My latest IP Osgoode post discusses a mistaken New York Times story that sparked a wave of “Wikipedia is locking out new people” stories. I wrote about the mistake in what may be one of the few correct articles on the subject. I also linked back to the NYT article. This has the problematic effect of increasing the incorrect article’s page rank on Google.
It’s odd. In the course of pointing out a mistaken article, you probably will link to it. So the more people that point out a mistake, the more likely that article is to show up in a search. The PageRank system is based on the idea that the more links a site has, the more relevant it is. I had two thoughts on how to address this problem. My first idea was use something like the “rel” attribute to implement a voting system. Search engines can then incorporate this into their ranking or results. For example, you might link to a site using rel=”correction” and then Google could count it as a thumbs down or show a little warning next to the entry if there are many corrections. But that’s too easy to abuse and needs to be implemented by search engines. My second idea was more practical: when correcting another article use rel=”nofollow”. Which I didn’t do. But in the future I will.

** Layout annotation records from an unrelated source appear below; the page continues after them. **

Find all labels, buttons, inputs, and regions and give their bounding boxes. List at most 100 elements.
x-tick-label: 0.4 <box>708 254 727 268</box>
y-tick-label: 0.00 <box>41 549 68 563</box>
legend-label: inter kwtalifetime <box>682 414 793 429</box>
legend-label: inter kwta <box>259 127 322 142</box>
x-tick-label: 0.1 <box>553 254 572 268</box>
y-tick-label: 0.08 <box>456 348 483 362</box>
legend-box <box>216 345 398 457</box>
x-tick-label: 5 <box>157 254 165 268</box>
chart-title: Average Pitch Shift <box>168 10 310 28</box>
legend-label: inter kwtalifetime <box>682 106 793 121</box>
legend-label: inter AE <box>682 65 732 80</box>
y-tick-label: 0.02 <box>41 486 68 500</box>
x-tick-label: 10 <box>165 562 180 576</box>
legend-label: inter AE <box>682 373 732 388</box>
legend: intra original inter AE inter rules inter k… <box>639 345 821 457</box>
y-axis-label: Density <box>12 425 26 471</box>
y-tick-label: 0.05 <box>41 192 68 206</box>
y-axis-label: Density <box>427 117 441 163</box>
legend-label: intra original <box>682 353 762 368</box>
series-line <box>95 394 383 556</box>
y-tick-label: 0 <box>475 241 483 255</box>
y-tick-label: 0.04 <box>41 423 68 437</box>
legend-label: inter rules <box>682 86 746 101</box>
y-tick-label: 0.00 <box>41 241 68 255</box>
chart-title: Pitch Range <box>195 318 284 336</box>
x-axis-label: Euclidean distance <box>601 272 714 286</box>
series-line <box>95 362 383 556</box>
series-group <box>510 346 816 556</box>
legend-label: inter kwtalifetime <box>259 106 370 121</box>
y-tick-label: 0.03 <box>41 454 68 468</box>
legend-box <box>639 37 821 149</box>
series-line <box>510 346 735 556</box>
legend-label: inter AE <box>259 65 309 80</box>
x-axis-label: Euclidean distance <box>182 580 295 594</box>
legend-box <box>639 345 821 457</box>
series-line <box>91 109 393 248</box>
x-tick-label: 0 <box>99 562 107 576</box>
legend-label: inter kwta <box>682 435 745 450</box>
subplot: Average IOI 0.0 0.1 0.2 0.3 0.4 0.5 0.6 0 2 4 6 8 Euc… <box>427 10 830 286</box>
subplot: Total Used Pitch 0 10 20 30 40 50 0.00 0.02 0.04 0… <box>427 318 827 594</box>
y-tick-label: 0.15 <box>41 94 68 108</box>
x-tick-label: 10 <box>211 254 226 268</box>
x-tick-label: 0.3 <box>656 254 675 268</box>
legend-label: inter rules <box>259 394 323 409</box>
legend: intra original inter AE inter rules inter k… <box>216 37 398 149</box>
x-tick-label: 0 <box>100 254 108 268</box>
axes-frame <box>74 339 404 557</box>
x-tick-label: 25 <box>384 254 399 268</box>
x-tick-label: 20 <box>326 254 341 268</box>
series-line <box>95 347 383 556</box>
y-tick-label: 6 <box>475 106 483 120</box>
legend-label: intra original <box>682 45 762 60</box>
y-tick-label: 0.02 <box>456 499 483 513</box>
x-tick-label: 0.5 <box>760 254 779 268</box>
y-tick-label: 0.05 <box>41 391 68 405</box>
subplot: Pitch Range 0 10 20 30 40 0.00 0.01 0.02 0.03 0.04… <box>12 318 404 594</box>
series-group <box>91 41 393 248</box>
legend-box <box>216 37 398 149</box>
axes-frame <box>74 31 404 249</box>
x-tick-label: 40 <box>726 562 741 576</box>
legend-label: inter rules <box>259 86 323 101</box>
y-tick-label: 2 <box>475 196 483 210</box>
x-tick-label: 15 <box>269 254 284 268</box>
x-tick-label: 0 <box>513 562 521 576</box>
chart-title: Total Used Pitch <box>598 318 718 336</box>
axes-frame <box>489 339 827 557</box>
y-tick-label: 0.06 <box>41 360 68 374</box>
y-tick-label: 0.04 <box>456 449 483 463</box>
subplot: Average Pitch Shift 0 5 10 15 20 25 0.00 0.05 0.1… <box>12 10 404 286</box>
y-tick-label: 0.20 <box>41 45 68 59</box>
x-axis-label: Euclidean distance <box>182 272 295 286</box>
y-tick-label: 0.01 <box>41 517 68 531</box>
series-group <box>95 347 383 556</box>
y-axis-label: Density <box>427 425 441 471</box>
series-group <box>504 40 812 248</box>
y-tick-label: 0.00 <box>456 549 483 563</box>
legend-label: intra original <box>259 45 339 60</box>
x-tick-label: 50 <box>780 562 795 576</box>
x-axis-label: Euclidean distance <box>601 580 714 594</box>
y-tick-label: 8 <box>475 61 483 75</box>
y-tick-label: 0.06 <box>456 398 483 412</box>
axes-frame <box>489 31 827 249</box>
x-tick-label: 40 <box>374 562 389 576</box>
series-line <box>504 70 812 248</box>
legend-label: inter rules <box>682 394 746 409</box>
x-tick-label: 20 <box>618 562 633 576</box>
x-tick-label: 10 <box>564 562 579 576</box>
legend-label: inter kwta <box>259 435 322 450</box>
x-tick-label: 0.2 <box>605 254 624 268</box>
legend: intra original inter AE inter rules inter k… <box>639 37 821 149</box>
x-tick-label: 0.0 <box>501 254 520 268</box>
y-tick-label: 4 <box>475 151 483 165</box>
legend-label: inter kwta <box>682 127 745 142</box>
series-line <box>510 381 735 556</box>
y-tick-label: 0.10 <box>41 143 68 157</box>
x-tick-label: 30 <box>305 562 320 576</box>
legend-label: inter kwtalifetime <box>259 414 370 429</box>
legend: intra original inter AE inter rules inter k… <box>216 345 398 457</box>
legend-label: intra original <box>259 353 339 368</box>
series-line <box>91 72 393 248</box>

None of this addresses the greater flaw of PageRank style ranking which is that it grants an advantage to the early reports over later ones. IP Osgoode, for example, is generally pretty late in writing about any subject. By being late, however, it has an advantage over those blogs that rush to report on breaking news. In theory, the IP Osgoode post ought to be better than the one that broke the story. But by that time, most people have moved on and fewer people link to the IP Osgoode post. Therefore when some person in the future looks for information on the subject, they don’t get the best information (theoretically, again). I’m probably being too simplistic about PageRank. Maybe Google has done something about this. They’re pretty smart.